杉原千畝さんは日本が誇るべき素晴らしい人ですよね。
リトアニアの記念館に行ってみたいです。
by クローヴ (2012-05-29 00:34)
>クローヴ さん
ようこそいらっしゃいました。コメントありがとうございます。
杉原千畝の名前すら知らない日本人がたくさんいます。
教科書にも載っていないし、日本政府が彼の名誉回復を認めたのは、彼の死後14年も経った2000年のことですから、仕方のないことかもしれません。

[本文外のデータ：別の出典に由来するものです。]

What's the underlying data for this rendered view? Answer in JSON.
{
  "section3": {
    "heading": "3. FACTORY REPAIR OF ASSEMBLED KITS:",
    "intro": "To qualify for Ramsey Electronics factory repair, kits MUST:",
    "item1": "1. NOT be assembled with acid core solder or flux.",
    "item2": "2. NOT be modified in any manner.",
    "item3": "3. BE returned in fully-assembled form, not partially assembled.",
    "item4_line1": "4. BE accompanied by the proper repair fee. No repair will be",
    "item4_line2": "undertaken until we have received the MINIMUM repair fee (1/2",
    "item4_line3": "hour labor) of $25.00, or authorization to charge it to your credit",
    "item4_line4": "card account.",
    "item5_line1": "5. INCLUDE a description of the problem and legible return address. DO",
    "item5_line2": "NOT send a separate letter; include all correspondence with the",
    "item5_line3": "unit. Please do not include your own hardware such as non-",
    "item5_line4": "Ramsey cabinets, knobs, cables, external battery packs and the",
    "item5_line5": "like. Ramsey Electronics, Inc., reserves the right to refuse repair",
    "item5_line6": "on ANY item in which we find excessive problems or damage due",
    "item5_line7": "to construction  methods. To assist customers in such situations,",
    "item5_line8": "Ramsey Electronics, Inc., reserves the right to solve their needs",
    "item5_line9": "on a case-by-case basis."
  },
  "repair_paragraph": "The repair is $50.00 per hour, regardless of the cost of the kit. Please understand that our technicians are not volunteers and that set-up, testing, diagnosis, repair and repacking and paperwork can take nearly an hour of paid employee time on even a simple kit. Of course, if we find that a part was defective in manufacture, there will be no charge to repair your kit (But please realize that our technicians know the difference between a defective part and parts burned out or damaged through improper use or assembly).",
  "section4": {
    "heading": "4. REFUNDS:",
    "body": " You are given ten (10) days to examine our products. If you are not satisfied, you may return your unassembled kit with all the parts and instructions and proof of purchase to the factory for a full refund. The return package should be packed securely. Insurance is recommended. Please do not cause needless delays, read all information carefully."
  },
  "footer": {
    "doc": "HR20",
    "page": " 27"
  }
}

こういう話を聞くと、いつも杉原さんのことを思い出します。
by Ken (2012-05-29 12:16)
良いことを教えていただき大変ありがとうございましたm(^^)m
映画の御記事もそうですが、いつも「そういう意味があるんだ」とか、「なるほど予備知識があるとより楽しめて観れるんだなぁ」と勉強になりますm(__)m
by DRAGS-007 (2012-05-29 20:56)
>DRAGS-007 さん
恐縮です(汗)
見たり聞いたりしたことに対して、どうしてこうなるんだろうとか、これにどういう意味があるんだろうとか、つい深読みしてしまう癖があるんですよね~
まあ、そういう見方もあるかなあ、てな感じで読み飛ばしてくださいませ。